Because a short story isn’t much of an investment, it is also relatively painless to discard it if it doesn’t go as planned. If it doesn’t gel, simply move on to the next project.

In addition, if you’re stuck in a dry spell, one good idea is to do some reading, but another is to work on a short story. Sometimes the small success of finishing a short story can help jump start a larger project.

2. Short stories give you the freedom to stretch your writing muscles.

Writing short stories allows you to try out different styles and genres. I’ve recently written humorous essays, a science fiction/police procedural, and dabbled with metafiction. The latest short story I’m working on is xenofiction, which is told from a non-human point of view.

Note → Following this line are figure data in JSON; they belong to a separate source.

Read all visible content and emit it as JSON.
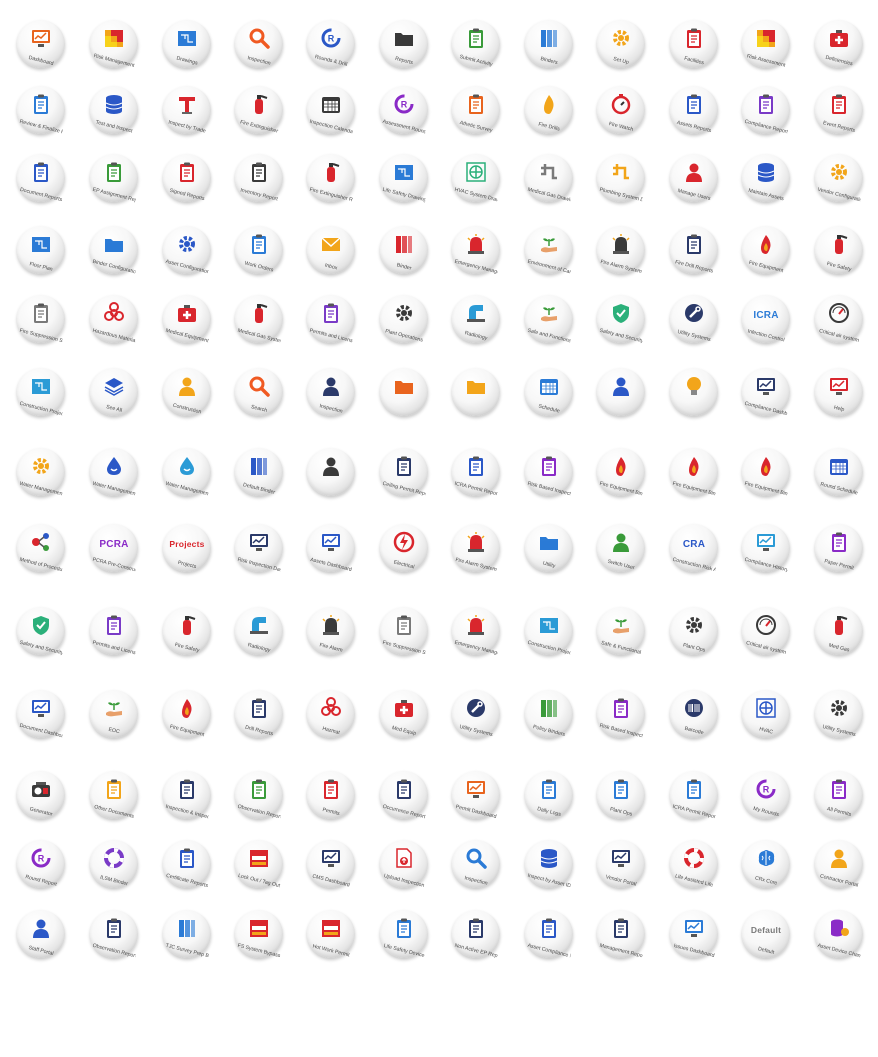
{
  "icons": [
    [
      {
        "label": "Dashboard",
        "icon": "monitor-chart-icon",
        "color": "#e8641e"
      },
      {
        "label": "Risk Management",
        "icon": "risk-matrix-icon",
        "color": "#d9262d"
      },
      {
        "label": "Drawings",
        "icon": "blueprint-icon",
        "color": "#2b7bd6"
      },
      {
        "label": "Inspection",
        "icon": "magnifier-icon",
        "color": "#f05a22"
      },
      {
        "label": "Rounds & Drill",
        "icon": "round-r-icon",
        "color": "#2b58c7"
      },
      {
        "label": "Reports",
        "icon": "folder-documents-icon",
        "color": "#3a3a3a"
      },
      {
        "label": "Submit Activity",
        "icon": "clipboard-check-icon",
        "color": "#3a9b3a"
      },
      {
        "label": "Binders",
        "icon": "binder-stack-icon",
        "color": "#2b7bd6"
      },
      {
        "label": "Set Up",
        "icon": "gear-setup-icon",
        "color": "#f2a51a"
      },
      {
        "label": "Facilities",
        "icon": "facility-grid-icon",
        "color": "#d9262d"
      },
      {
        "label": "Risk Assessment",
        "icon": "risk-level-icon",
        "color": "#f2a51a"
      },
      {
        "label": "Deficiencies",
        "icon": "first-aid-kit-icon",
        "color": "#d9262d"
      }
    ],
    [
      {
        "label": "Review & Finalize Reports",
        "icon": "checklist-icon",
        "color": "#2b7bd6"
      },
      {
        "label": "Test and Inspect",
        "icon": "database-icon",
        "color": "#2b58c7"
      },
      {
        "label": "Inspect by Trade",
        "icon": "trade-t-icon",
        "color": "#d9262d"
      },
      {
        "label": "Fire Extinguisher",
        "icon": "fire-extinguisher-icon",
        "color": "#d9262d"
      },
      {
        "label": "Inspection Calendar",
        "icon": "calendar-icon",
        "color": "#3a3a3a"
      },
      {
        "label": "Assessment Rounds",
        "icon": "round-r-icon",
        "color": "#8a2bc7"
      },
      {
        "label": "Athetic Survey",
        "icon": "clipboard-list-icon",
        "color": "#e8641e"
      },
      {
        "label": "Fire Drills",
        "icon": "document-flame-icon",
        "color": "#f2a51a"
      },
      {
        "label": "Fire Watch",
        "icon": "stopwatch-icon",
        "color": "#d9262d"
      },
      {
        "label": "Assets Reports",
        "icon": "report-icon",
        "color": "#2b58c7"
      },
      {
        "label": "Compliance Reports",
        "icon": "report-check-icon",
        "color": "#7a3bc7"
      },
      {
        "label": "Event Reports",
        "icon": "report-alert-icon",
        "color": "#d9262d"
      }
    ],
    [
      {
        "label": "Document Reports",
        "icon": "document-list-icon",
        "color": "#2b58c7"
      },
      {
        "label": "EP Assignment Reports",
        "icon": "clipboard-chart-icon",
        "color": "#3a9b3a"
      },
      {
        "label": "Signed Reports",
        "icon": "signed-report-icon",
        "color": "#d9262d"
      },
      {
        "label": "Inventory Report",
        "icon": "inventory-icon",
        "color": "#3a3a3a"
      },
      {
        "label": "Fire Extinguisher Reports",
        "icon": "fire-extinguisher-icon",
        "color": "#d9262d"
      },
      {
        "label": "Life Safety Drawings",
        "icon": "floor-drawing-icon",
        "color": "#2b7bd6"
      },
      {
        "label": "HVAC System Drawings",
        "icon": "hvac-fan-icon",
        "color": "#2bb07a"
      },
      {
        "label": "Medical Gas Drawings",
        "icon": "pipe-icon",
        "color": "#7a7a7a"
      },
      {
        "label": "Plumbing System Drawings",
        "icon": "plumbing-icon",
        "color": "#f2a51a"
      },
      {
        "label": "Manage Users",
        "icon": "users-group-icon",
        "color": "#d9262d"
      },
      {
        "label": "Maintain Assets",
        "icon": "database-icon",
        "color": "#2b58c7"
      },
      {
        "label": "Vendor Configuration",
        "icon": "user-gear-icon",
        "color": "#f2a51a"
      }
    ],
    [
      {
        "label": "Floor Plan",
        "icon": "floor-plan-icon",
        "color": "#2b7bd6"
      },
      {
        "label": "Binder Configurations",
        "icon": "folder-outline-icon",
        "color": "#2b7bd6"
      },
      {
        "label": "Asset Configurations",
        "icon": "gears-icon",
        "color": "#2b58c7"
      },
      {
        "label": "Work Orders",
        "icon": "work-order-icon",
        "color": "#2b7bd6"
      },
      {
        "label": "Inbox",
        "icon": "envelope-icon",
        "color": "#f2a51a"
      },
      {
        "label": "Binder",
        "icon": "binders-icon",
        "color": "#d9262d"
      },
      {
        "label": "Emergency Management",
        "icon": "siren-icon",
        "color": "#d9262d"
      },
      {
        "label": "Environment of Care",
        "icon": "hand-plant-icon",
        "color": "#3a9b3a"
      },
      {
        "label": "Fire Alarm System",
        "icon": "fire-alarm-icon",
        "color": "#3a3a3a"
      },
      {
        "label": "Fire Drill Reports",
        "icon": "drill-report-icon",
        "color": "#2b3a6a"
      },
      {
        "label": "Fire Equipment",
        "icon": "flame-drop-icon",
        "color": "#d9262d"
      },
      {
        "label": "Fire Safety",
        "icon": "fire-extinguisher-icon",
        "color": "#d9262d"
      }
    ],
    [
      {
        "label": "Fire Suppression System",
        "icon": "suppression-panel-icon",
        "color": "#7a7a7a"
      },
      {
        "label": "Hazardous Materials",
        "icon": "biohazard-icon",
        "color": "#d9262d"
      },
      {
        "label": "Medical Equipment",
        "icon": "medical-kit-icon",
        "color": "#d9262d"
      },
      {
        "label": "Medical Gas System",
        "icon": "gas-cylinder-icon",
        "color": "#d9262d"
      },
      {
        "label": "Permits and Licenses",
        "icon": "permit-icon",
        "color": "#7a3bc7"
      },
      {
        "label": "Plant Operations",
        "icon": "plant-gear-icon",
        "color": "#3a3a3a"
      },
      {
        "label": "Radiology",
        "icon": "xray-machine-icon",
        "color": "#2b9bd6"
      },
      {
        "label": "Safe and Functional Environment",
        "icon": "safe-environment-icon",
        "color": "#3a9b3a"
      },
      {
        "label": "Safety and Security",
        "icon": "shield-check-icon",
        "color": "#2bb07a"
      },
      {
        "label": "Utility Systems",
        "icon": "wrench-icon",
        "color": "#2b3a6a"
      },
      {
        "label": "Infection Control",
        "icon": "icra-text-icon",
        "color": "#2b7bd6"
      },
      {
        "label": "Critical air system",
        "icon": "gauge-icon",
        "color": "#3a3a3a"
      }
    ],
    [
      {
        "label": "Construction Projects",
        "icon": "construction-drawing-icon",
        "color": "#2b9bd6"
      },
      {
        "label": "See All",
        "icon": "layers-icon",
        "color": "#2b58c7"
      },
      {
        "label": "Construction",
        "icon": "worker-icon",
        "color": "#f2a51a"
      },
      {
        "label": "Search",
        "icon": "magnifier-icon",
        "color": "#f05a22"
      },
      {
        "label": "Inspection",
        "icon": "inspector-icon",
        "color": "#2b3a6a"
      },
      {
        "label": "",
        "icon": "folder-orange-icon",
        "color": "#e8641e"
      },
      {
        "label": "",
        "icon": "folder-yellow-icon",
        "color": "#f2a51a"
      },
      {
        "label": "Schedule",
        "icon": "calendar-grid-icon",
        "color": "#2b7bd6"
      },
      {
        "label": "",
        "icon": "chat-users-icon",
        "color": "#2b58c7"
      },
      {
        "label": "",
        "icon": "lightbulb-icon",
        "color": "#f2a51a"
      },
      {
        "label": "Compliance Dashboard",
        "icon": "monitor-pie-icon",
        "color": "#2b3a6a"
      },
      {
        "label": "Help",
        "icon": "help-screen-icon",
        "color": "#d9262d"
      }
    ],
    [
      {
        "label": "Water Management Program Binder",
        "icon": "water-gear-icon",
        "color": "#f2a51a"
      },
      {
        "label": "Water Management Program Binder",
        "icon": "water-cycle-icon",
        "color": "#2b58c7"
      },
      {
        "label": "Water Management Binder",
        "icon": "water-drop-icon",
        "color": "#2b9bd6"
      },
      {
        "label": "Default Binder",
        "icon": "binder-blue-icon",
        "color": "#2b58c7"
      },
      {
        "label": "",
        "icon": "user-silhouette-icon",
        "color": "#3a3a3a"
      },
      {
        "label": "Ceiling Permit Report",
        "icon": "ceiling-permit-icon",
        "color": "#2b3a6a"
      },
      {
        "label": "ICRA Permit Report",
        "icon": "icra-permit-icon",
        "color": "#2b58c7"
      },
      {
        "label": "Risk Based Inspection Report",
        "icon": "risk-inspection-icon",
        "color": "#8a2bc7"
      },
      {
        "label": "Fire Equipment Binder",
        "icon": "fire-binder-icon",
        "color": "#d9262d"
      },
      {
        "label": "Fire Equipment Binder II",
        "icon": "fire-binder-icon",
        "color": "#d9262d"
      },
      {
        "label": "Fire Equipment Binder III",
        "icon": "fire-binder-icon",
        "color": "#d9262d"
      },
      {
        "label": "Round Schedule",
        "icon": "round-schedule-icon",
        "color": "#2b58c7"
      }
    ],
    [
      {
        "label": "Method of Procedure",
        "icon": "procedure-flow-icon",
        "color": "#d9262d"
      },
      {
        "label": "PCRA Pre-Construction",
        "icon": "pcra-text-icon",
        "color": "#8a2bc7"
      },
      {
        "label": "Projects",
        "icon": "projects-text-icon",
        "color": "#d9262d"
      },
      {
        "label": "Risk Inspection Dashboard",
        "icon": "inspection-dashboard-icon",
        "color": "#2b3a6a"
      },
      {
        "label": "Assets Dashboard",
        "icon": "assets-dashboard-icon",
        "color": "#2b58c7"
      },
      {
        "label": "Electrical",
        "icon": "lightning-circle-icon",
        "color": "#d9262d"
      },
      {
        "label": "Fire Alarm System",
        "icon": "home-alarm-icon",
        "color": "#d9262d"
      },
      {
        "label": "Utility",
        "icon": "utility-folder-icon",
        "color": "#2b7bd6"
      },
      {
        "label": "Switch User",
        "icon": "switch-user-icon",
        "color": "#3a9b3a"
      },
      {
        "label": "Construction Risk Assessment",
        "icon": "cra-text-icon",
        "color": "#2b58c7"
      },
      {
        "label": "Compliance History",
        "icon": "compliance-history-icon",
        "color": "#2b9bd6"
      },
      {
        "label": "Paper Permit",
        "icon": "paper-permit-icon",
        "color": "#8a2bc7"
      }
    ],
    [
      {
        "label": "Safety and Security",
        "icon": "shield-check-icon",
        "color": "#2bb07a"
      },
      {
        "label": "Permits and Licenses",
        "icon": "permit-icon",
        "color": "#7a3bc7"
      },
      {
        "label": "Fire Safety",
        "icon": "fire-extinguisher-icon",
        "color": "#d9262d"
      },
      {
        "label": "Radiology",
        "icon": "xray-machine-icon",
        "color": "#2b9bd6"
      },
      {
        "label": "Fire Alarm",
        "icon": "fire-alarm-icon",
        "color": "#3a3a3a"
      },
      {
        "label": "Fire Suppression System",
        "icon": "suppression-panel-icon",
        "color": "#7a7a7a"
      },
      {
        "label": "Emergency Management",
        "icon": "siren-icon",
        "color": "#d9262d"
      },
      {
        "label": "Construction Projects",
        "icon": "construction-drawing-icon",
        "color": "#2b9bd6"
      },
      {
        "label": "Safe & Functional",
        "icon": "safe-environment-icon",
        "color": "#3a9b3a"
      },
      {
        "label": "Plant Ops",
        "icon": "plant-gear-icon",
        "color": "#3a3a3a"
      },
      {
        "label": "Critical air system",
        "icon": "gauge-icon",
        "color": "#3a3a3a"
      },
      {
        "label": "Med Gas",
        "icon": "gas-cylinder-icon",
        "color": "#d9262d"
      }
    ],
    [
      {
        "label": "Document Dashboard",
        "icon": "document-dashboard-icon",
        "color": "#2b58c7"
      },
      {
        "label": "EOC",
        "icon": "hand-plant-icon",
        "color": "#3a9b3a"
      },
      {
        "label": "Fire Equipment",
        "icon": "flame-drop-icon",
        "color": "#d9262d"
      },
      {
        "label": "Drill Reports",
        "icon": "drill-report-icon",
        "color": "#2b3a6a"
      },
      {
        "label": "Hazmat",
        "icon": "biohazard-icon",
        "color": "#d9262d"
      },
      {
        "label": "Med Equip",
        "icon": "medical-kit-icon",
        "color": "#d9262d"
      },
      {
        "label": "Utility Systems",
        "icon": "wrench-icon",
        "color": "#2b3a6a"
      },
      {
        "label": "Policy Binders",
        "icon": "policy-binder-icon",
        "color": "#3a9b3a"
      },
      {
        "label": "Risk Based Inspection",
        "icon": "risk-inspection-icon",
        "color": "#8a2bc7"
      },
      {
        "label": "Barcode",
        "icon": "barcode-icon",
        "color": "#2b3a6a"
      },
      {
        "label": "HVAC",
        "icon": "hvac-circuit-icon",
        "color": "#2b58c7"
      },
      {
        "label": "Utility Systems",
        "icon": "utility-gear-icon",
        "color": "#3a3a3a"
      }
    ],
    [
      {
        "label": "Generator",
        "icon": "generator-icon",
        "color": "#3a3a3a"
      },
      {
        "label": "Other Documents",
        "icon": "other-documents-icon",
        "color": "#f2a51a"
      },
      {
        "label": "Inspection & Inspection Report",
        "icon": "inspection-report-icon",
        "color": "#2b3a6a"
      },
      {
        "label": "Observation Report",
        "icon": "icra-observation-icon",
        "color": "#3a9b3a"
      },
      {
        "label": "Permits",
        "icon": "permits-check-icon",
        "color": "#d9262d"
      },
      {
        "label": "Occurrence Report",
        "icon": "occurrence-report-icon",
        "color": "#2b3a6a"
      },
      {
        "label": "Permit Dashboard",
        "icon": "permit-dashboard-icon",
        "color": "#e8641e"
      },
      {
        "label": "Daily Logs",
        "icon": "daily-logs-icon",
        "color": "#2b7bd6"
      },
      {
        "label": "Plant Ops",
        "icon": "plant-ops-building-icon",
        "color": "#2b7bd6"
      },
      {
        "label": "ICRA Permit Report",
        "icon": "icra-observation-icon",
        "color": "#2b7bd6"
      },
      {
        "label": "My Rounds",
        "icon": "round-r-icon",
        "color": "#8a2bc7"
      },
      {
        "label": "All Permits",
        "icon": "all-permits-icon",
        "color": "#8a2bc7"
      }
    ],
    [
      {
        "label": "Round Report",
        "icon": "round-report-icon",
        "color": "#8a2bc7"
      },
      {
        "label": "ILSM Binder",
        "icon": "lifebuoy-binder-icon",
        "color": "#7a3bc7"
      },
      {
        "label": "Certificate Reports",
        "icon": "certificate-report-icon",
        "color": "#2b58c7"
      },
      {
        "label": "Lock Out / Tag Out",
        "icon": "lockout-sign-icon",
        "color": "#d9262d"
      },
      {
        "label": "CMS Dashboard",
        "icon": "cms-dashboard-icon",
        "color": "#2b3a6a"
      },
      {
        "label": "Upload Inspection",
        "icon": "upload-document-icon",
        "color": "#d9262d"
      },
      {
        "label": "Inspection",
        "icon": "map-magnifier-icon",
        "color": "#2b7bd6"
      },
      {
        "label": "Inspect by Asset ID",
        "icon": "database-icon",
        "color": "#2b58c7"
      },
      {
        "label": "Vendor Portal",
        "icon": "vendor-portal-icon",
        "color": "#2b3a6a"
      },
      {
        "label": "Life Assisted Life",
        "icon": "lifebuoy-icon",
        "color": "#d9262d"
      },
      {
        "label": "CRx Core",
        "icon": "brain-icon",
        "color": "#2b7bd6"
      },
      {
        "label": "Contractor Portal",
        "icon": "contractor-icon",
        "color": "#f2a51a"
      }
    ],
    [
      {
        "label": "Staff Portal",
        "icon": "staff-group-icon",
        "color": "#2b58c7"
      },
      {
        "label": "Observation Report",
        "icon": "observation-clipboard-icon",
        "color": "#2b3a6a"
      },
      {
        "label": "TJC Survey Prep Binder",
        "icon": "survey-binder-icon",
        "color": "#2b7bd6"
      },
      {
        "label": "FS System Bypass Permit",
        "icon": "bypass-permit-icon",
        "color": "#d9262d"
      },
      {
        "label": "Hot Work Permit",
        "icon": "hot-work-permit-icon",
        "color": "#d9262d"
      },
      {
        "label": "Life Safety Device",
        "icon": "life-safety-device-icon",
        "color": "#2b7bd6"
      },
      {
        "label": "Non Active EP Reports",
        "icon": "ep-report-clock-icon",
        "color": "#2b3a6a"
      },
      {
        "label": "Asset Compliance Matrix",
        "icon": "compliance-matrix-icon",
        "color": "#2b58c7"
      },
      {
        "label": "Management Reports",
        "icon": "management-report-icon",
        "color": "#2b3a6a"
      },
      {
        "label": "Issues Dashboard",
        "icon": "issues-dashboard-icon",
        "color": "#2b7bd6"
      },
      {
        "label": "Default",
        "icon": "default-text-icon",
        "color": "#7a7a7a"
      },
      {
        "label": "Asset Device Change",
        "icon": "device-change-icon",
        "color": "#8a2bc7"
      }
    ]
  ],
  "text_glyphs": {
    "icra-text-icon": "ICRA",
    "pcra-text-icon": "PCRA",
    "projects-text-icon": "Projects",
    "cra-text-icon": "CRA",
    "default-text-icon": "Default"
  }
}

Back to my editor’s questions. She also asked if practicing the short story techniques and formatting — which are not the same as novel techniques — might interfere with my ability/desire to write a novel. I said no. In fact, writing short stories allows you to play with voice, plot, characters, etc. in ways you wouldn’t want to do with a novel. If your short story not working from a limited third person point of view, it is easy to switch it to first person and compare the results. When the protagonist narrating the story makes the pace drag, try having the antagonist narrate.  If the past tense sounds clunky, try present tense. Mix it up with a perky voice or a snarky one. In a short story you can be brave and have fun being creative.

If you have an idea for a novel, you might want to go ahead and try it out as a short story. Think of it as an extended synopsis. You may be able to detect problems and fix them early on, or even decide it isn’t worth developing.

A writing mentor recently suggested the reverse, to turn a short story into a novel because “novels make more money.” I’m not sure that was good advice, because some ideas are not big enough to carry a full novel. A story line that works for a thirty-second ad is probably not enough for a 10-episode television series.

3. Once finished, short stories don’t require as much attention.

One big advantage of short stories is that you don’t have to promote them (unless you publish a collection). You don’t need an agent and you don’t have to do a book tour. You submit to a magazine or a contest, and it’s thumbs up or nothing. If you lose or are rejected, you can polish some more and submit the same piece elsewhere (as long as the contest didn’t take your rights — read the fine print!)  No need to devote months of your life to marketing.

That said, you also might not get as big of a reward. Some contests are costly, and more and more magazines require a reading fee just to submit an article. It is possible with a little research, however, to find reputable contests and magazines that don’t charge fees. An added benefit of writing for contests is that there’s a fixed deadline for submission. Deadlines are great for motivation.

Some authors have had success publishing their short stories directly to eReaders like Kindle, too.

4. Short stories can help build an author’s platform.

You can attract fans to your website, plus build up an email list by offering short stories. It works best if you stick to topics/genres related to your novel(s). Many savvy authors use short research and backstory pieces to entice fans.  Include a few personal essays, which would also appeal to fans who want to find out more about you as an author.

5. Publishing short stories can give you recognition and credentials.

If you do finish your novel, it might be easier to get an agent if you have some published work and particularly, if you’ve won awards. Short stories might give you some much-needed credentials.

Conclusions

Not every writer enjoys writing short stories. For example, some of the famous authors in the short story compilation MatchUp said they were “short story challenged.”   Given all the reasons above, however, the ability to write short stories can be a handy skill to have.

Thanks to Karen for the idea for this blog post.